Abstract

Coherent microwave radiation at frequencies from 6.5 to 44 GHz is generated by p-type indium antimonide at 77°K with an injected electron current transverse to a magnetic field. With a waveguide or stripline coupling system, the maximum output power is about 10 μW for input power levels of 1 to 5 W. Grooves of specified widths cut into the Suhl surface of the rod-shaped InSb samples generate the coherence and determine the approximate output frequency. Wavelength measurements of a surface wave on the rod show that the effective groove width is about equal to a half-wavelength. A theory of double-stream interaction in a thin plasma layer with a magnetic field transverse to the current flow is formulated and predicts instabilities in the observed frequency range.
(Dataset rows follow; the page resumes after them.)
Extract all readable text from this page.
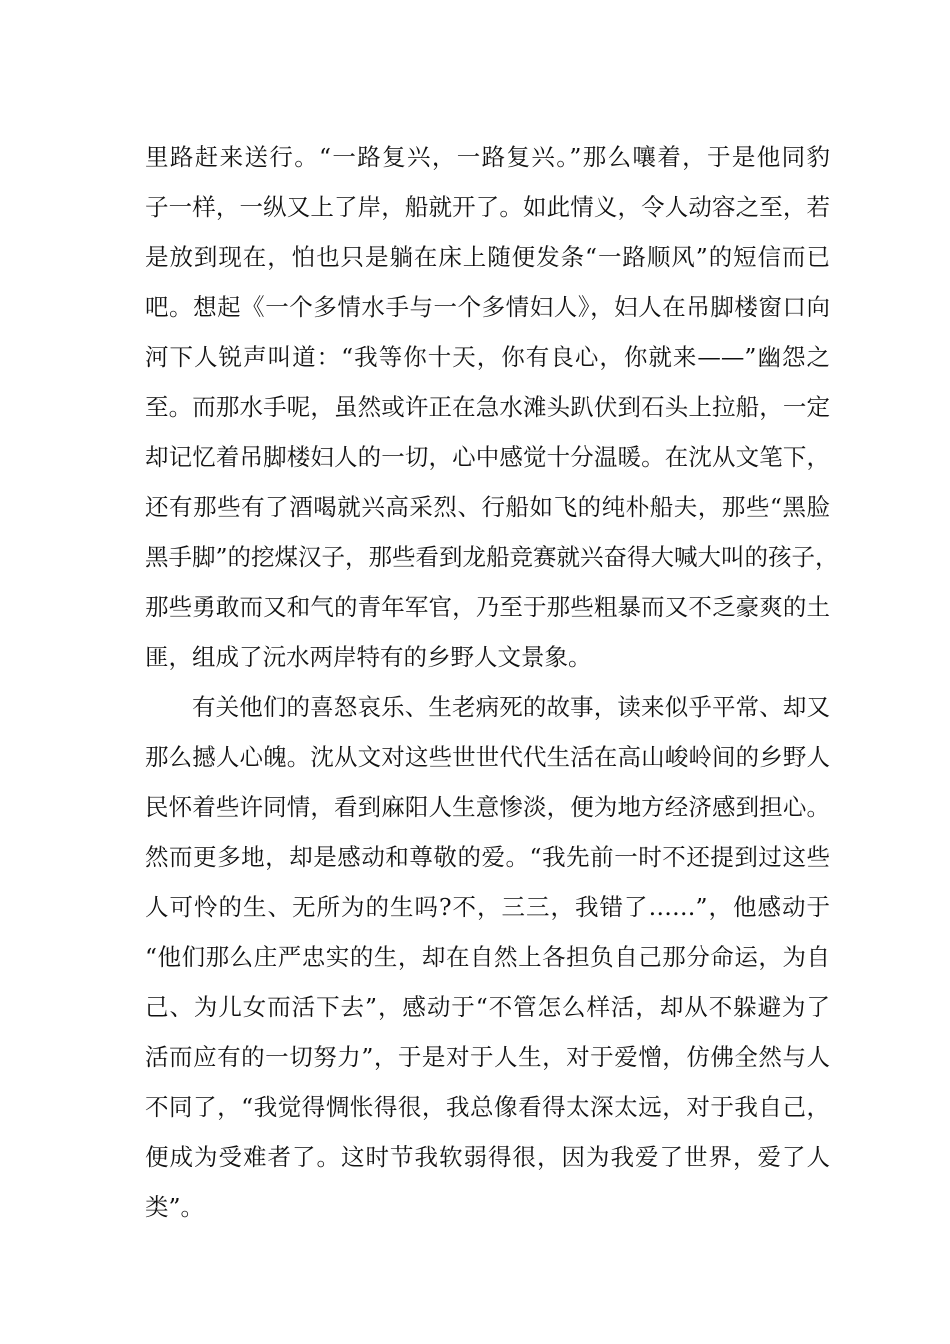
里路赶来送行。“一路复兴，一路复兴。”那么嚷着，于是他同豹
子一样，一纵又上了岸，船就开了。如此情义，令人动容之至，若
是放到现在，怕也只是躺在床上随便发条“一路顺风”的短信而已
吧。想起《一个多情水手与一个多情妇人》，妇人在吊脚楼窗口向
河下人锐声叫道：“我等你十天，你有良心，你就来——”幽怨之
至。而那水手呢，虽然或许正在急水滩头趴伏到石头上拉船，一定
却记忆着吊脚楼妇人的一切，心中感觉十分温暖。在沈从文笔下，
还有那些有了酒喝就兴高采烈、行船如飞的纯朴船夫，那些“黑脸
黑手脚”的挖煤汉子，那些看到龙船竞赛就兴奋得大喊大叫的孩子，
那些勇敢而又和气的青年军官，乃至于那些粗暴而又不乏豪爽的土
匪，组成了沅水两岸特有的乡野人文景象。
有关他们的喜怒哀乐、生老病死的故事，读来似乎平常、却又
那么撼人心魄。沈从文对这些世世代代生活在高山峻岭间的乡野人
民怀着些许同情，看到麻阳人生意惨淡，便为地方经济感到担心。
然而更多地，却是感动和尊敬的爱。“我先前一时不还提到过这些
人可怜的生、无所为的生吗?不，三三，我错了……”，他感动于
“他们那么庄严忠实的生，却在自然上各担负自己那分命运，为自
己、为儿女而活下去”，感动于“不管怎么样活，却从不躲避为了
活而应有的一切努力”，于是对于人生，对于爱憎，仿佛全然与人
不同了，“我觉得惆怅得很，我总像看得太深太远，对于我自己，
便成为受难者了。这时节我软弱得很，因为我爱了世界，爱了人
类”。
Correct quantitative predictions made by the theory are: (1) the hole density required for onset of emission, (2) the minimum magnetic field which is required for emission onset at high current injection, (3) the phase velocity of the surface wave, and (4) the magnetic field value at which the high field mode executes a frequency minimum. Computer solutions of the dispersion relationship for the plasma wave instability are in good qualitative agreement with measurements of the emission frequency as a function of magnetic field and injection current. The theoretical analysis and concurrent experimental evidence demonstrate the existence of an instability in a thin-layer plasma in the absence of a magnetic field.